While we were waiting for the tour to start, all the other women were standing around chatting, but I was feeling anti-social, so I'd gone off to a corner and was looking at the display items. After a few minutes, I felt a hand on my shoulder, and was greeted by a woman that I didn't recognize. I later found out that she was a member of the Relief Society Board, and the woman who would be giving us our tour. She smiled at me, took me by the hand, and said in the most loving way, "Sister, we need you." She then walked me to the rest of the group. I wish I had words to describe the overpowering sense of love and peace that came over me as she took my hand, but I truly don't. It was a simple gesture, but it was a turning point for me. In that moment, the spirit overpoweringly communicated to me that the Lord needed me, and that the church needed me, in all my strengths and imperfections. He valued me as a woman, and He valued the unique service I could give as the daughter of God that I am.

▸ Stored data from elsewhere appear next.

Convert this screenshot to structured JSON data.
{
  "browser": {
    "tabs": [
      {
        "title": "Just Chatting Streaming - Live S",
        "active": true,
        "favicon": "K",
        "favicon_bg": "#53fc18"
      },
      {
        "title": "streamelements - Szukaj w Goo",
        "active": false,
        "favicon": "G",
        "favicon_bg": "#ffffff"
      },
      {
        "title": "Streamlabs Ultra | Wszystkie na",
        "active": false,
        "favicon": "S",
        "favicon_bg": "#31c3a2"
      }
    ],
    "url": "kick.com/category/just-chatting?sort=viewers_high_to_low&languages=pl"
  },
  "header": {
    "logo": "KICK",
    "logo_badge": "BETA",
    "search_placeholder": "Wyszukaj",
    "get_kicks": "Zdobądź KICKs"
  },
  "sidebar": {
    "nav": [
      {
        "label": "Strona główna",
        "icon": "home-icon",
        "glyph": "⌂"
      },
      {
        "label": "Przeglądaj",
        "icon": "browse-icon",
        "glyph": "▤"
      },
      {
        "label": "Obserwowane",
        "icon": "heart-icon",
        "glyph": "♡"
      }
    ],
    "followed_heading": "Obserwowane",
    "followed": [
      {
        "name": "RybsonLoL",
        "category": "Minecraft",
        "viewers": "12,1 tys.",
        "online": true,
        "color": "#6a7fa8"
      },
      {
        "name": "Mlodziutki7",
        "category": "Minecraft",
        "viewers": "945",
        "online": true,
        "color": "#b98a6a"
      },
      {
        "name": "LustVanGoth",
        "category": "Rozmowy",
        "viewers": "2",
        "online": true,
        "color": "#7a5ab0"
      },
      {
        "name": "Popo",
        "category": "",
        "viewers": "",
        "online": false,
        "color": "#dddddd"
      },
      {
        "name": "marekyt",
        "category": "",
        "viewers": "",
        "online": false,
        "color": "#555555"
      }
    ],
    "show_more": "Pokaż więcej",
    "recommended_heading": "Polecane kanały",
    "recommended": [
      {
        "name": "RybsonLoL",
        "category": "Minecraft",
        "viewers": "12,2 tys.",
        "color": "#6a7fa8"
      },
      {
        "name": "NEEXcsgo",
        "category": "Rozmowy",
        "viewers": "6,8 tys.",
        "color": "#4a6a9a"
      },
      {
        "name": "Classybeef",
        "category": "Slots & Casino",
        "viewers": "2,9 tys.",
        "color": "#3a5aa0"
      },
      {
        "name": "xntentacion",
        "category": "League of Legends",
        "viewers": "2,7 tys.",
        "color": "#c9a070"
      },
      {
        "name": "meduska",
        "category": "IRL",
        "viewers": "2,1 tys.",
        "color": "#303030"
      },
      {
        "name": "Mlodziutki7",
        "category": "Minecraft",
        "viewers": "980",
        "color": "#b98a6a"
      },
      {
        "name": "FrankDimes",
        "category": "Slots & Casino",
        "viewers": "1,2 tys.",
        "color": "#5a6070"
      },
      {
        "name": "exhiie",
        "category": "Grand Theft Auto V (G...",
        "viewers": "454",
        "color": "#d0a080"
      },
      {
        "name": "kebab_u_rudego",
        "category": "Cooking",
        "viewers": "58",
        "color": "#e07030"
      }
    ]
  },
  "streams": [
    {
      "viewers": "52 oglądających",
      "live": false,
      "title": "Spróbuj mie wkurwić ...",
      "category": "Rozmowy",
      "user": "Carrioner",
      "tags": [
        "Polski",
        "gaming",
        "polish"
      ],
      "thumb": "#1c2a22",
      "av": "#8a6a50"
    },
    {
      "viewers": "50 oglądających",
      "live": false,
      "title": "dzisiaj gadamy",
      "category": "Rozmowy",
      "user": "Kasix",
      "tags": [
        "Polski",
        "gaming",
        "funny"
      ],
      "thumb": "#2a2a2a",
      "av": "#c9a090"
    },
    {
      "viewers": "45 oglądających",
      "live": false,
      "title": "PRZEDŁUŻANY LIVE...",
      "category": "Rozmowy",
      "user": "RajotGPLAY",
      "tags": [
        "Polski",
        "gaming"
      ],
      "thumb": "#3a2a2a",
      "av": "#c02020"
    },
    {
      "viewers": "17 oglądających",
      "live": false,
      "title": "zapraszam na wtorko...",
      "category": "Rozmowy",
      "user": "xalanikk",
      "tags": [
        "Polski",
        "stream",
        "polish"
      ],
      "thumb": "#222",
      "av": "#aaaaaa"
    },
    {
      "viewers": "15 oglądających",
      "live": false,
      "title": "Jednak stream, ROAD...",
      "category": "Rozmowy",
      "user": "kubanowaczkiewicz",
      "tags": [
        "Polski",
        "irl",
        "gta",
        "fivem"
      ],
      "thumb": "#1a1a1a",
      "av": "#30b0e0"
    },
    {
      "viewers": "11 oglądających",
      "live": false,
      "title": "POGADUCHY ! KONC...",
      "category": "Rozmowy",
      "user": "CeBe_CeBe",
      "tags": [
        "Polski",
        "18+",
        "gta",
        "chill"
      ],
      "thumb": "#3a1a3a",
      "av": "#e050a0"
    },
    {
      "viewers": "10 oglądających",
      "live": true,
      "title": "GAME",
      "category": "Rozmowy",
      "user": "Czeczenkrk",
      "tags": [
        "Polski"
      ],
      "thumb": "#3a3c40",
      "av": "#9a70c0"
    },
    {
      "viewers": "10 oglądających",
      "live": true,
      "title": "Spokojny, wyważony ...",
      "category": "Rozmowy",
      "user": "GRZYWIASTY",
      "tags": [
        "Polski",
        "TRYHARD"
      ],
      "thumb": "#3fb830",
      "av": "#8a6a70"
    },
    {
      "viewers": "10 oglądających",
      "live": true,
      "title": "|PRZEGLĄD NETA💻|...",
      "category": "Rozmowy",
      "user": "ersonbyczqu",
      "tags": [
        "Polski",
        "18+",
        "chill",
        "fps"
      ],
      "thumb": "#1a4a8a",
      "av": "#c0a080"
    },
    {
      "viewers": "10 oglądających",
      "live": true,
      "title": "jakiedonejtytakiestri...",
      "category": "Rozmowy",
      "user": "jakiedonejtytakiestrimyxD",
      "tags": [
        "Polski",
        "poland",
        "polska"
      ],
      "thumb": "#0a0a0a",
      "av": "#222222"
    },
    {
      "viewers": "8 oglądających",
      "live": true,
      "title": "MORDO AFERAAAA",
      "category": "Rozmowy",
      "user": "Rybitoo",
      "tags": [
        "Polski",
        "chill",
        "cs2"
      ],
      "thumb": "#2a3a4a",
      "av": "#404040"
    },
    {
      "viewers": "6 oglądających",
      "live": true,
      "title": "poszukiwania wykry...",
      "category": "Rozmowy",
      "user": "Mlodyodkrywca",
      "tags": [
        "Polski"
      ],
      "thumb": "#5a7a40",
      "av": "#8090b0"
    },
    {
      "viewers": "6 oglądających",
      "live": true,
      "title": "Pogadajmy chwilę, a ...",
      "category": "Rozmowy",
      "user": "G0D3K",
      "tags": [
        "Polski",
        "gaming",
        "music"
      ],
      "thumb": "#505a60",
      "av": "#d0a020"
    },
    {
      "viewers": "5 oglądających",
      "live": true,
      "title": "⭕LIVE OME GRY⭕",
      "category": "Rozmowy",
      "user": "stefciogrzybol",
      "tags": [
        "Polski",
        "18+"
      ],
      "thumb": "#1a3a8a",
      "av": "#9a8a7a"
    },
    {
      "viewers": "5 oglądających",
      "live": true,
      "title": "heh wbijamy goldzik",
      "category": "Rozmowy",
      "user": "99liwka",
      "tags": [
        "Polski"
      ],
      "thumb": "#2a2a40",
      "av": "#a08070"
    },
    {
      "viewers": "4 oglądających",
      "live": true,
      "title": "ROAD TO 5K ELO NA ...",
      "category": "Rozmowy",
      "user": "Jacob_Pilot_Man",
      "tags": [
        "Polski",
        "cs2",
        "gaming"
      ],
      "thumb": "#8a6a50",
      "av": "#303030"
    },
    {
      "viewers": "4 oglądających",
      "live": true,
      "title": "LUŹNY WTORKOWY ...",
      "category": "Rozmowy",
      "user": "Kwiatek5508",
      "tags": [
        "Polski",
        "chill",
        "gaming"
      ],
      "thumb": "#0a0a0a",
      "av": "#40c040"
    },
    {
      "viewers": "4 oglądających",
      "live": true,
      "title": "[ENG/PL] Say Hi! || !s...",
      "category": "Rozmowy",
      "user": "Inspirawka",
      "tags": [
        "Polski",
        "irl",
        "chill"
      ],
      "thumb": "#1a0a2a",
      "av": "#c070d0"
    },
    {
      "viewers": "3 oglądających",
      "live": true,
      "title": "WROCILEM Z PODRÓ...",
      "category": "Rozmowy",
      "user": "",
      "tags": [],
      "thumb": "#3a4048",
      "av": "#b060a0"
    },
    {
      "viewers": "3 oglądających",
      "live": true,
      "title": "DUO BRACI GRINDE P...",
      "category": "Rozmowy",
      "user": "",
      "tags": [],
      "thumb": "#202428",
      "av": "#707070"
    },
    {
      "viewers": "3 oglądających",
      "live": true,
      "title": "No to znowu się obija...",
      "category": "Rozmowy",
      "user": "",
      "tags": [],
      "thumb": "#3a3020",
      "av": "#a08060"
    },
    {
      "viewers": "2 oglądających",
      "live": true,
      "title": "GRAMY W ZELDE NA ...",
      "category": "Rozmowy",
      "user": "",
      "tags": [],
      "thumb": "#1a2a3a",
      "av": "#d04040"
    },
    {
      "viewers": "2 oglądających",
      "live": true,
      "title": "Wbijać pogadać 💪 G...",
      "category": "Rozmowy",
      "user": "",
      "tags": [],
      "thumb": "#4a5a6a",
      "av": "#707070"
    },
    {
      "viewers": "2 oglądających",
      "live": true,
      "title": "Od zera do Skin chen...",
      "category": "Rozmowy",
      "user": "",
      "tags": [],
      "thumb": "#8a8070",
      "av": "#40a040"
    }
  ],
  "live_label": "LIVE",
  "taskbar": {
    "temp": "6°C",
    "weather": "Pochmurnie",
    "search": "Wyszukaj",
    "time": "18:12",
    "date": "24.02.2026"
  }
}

The more I heard this woman talk as we went through the tour, the more I came to admire her. In the world's eyes, she wasn't very important. She'd alternated between being a kindergarten teacher and a stay-at-home mother. But in my mind, she is one of the most empowered women I have ever known. I've come to understand that it is because she knew who she was as a daughter of God, knew the Lord valued her contributions, and truly made a difference in her service. She just emitted love and power. I loved listening to her talk about her feelings about the biblical women featured in the portraits on the walls, their relationship with Christ, and the love and respect that He showed them. I loved how she'd celebrated her experiences with women in a variety of countries, and how passionate she was about the welfare programs that the Relief Society had been involved in. I loved her earnestness in wanting to hear about our experience as college-aged relief society sisters, and her gratitude for the service we were giving. She was committed to issues facing women, and was serving them faithfully and diligently.

I never did learn her name. I went home and tried to find pictures of the Relief Society Board, but I never did succeed. I've thought about her many, many times over the years, and it has made me think about all of the other nameless LDS women that contribute to the Lord's work. I feel that we're missing something as women in the church when we forget each others' stories. So in honor of women's history month, I am sharing the stories I can. Most of these posts will come from the research of others, and I am grateful to them for bringing me these stories of inspiring women via blogs and other new media. I've been reading all the historical accounts of LDS women that I can get my hands on here in Indiana, and I have felt a surprising kinship with these women. I hope that as you read these stories, that you will be able to recognize the women that have influenced you, and recognize the love the Lord has for his daughters.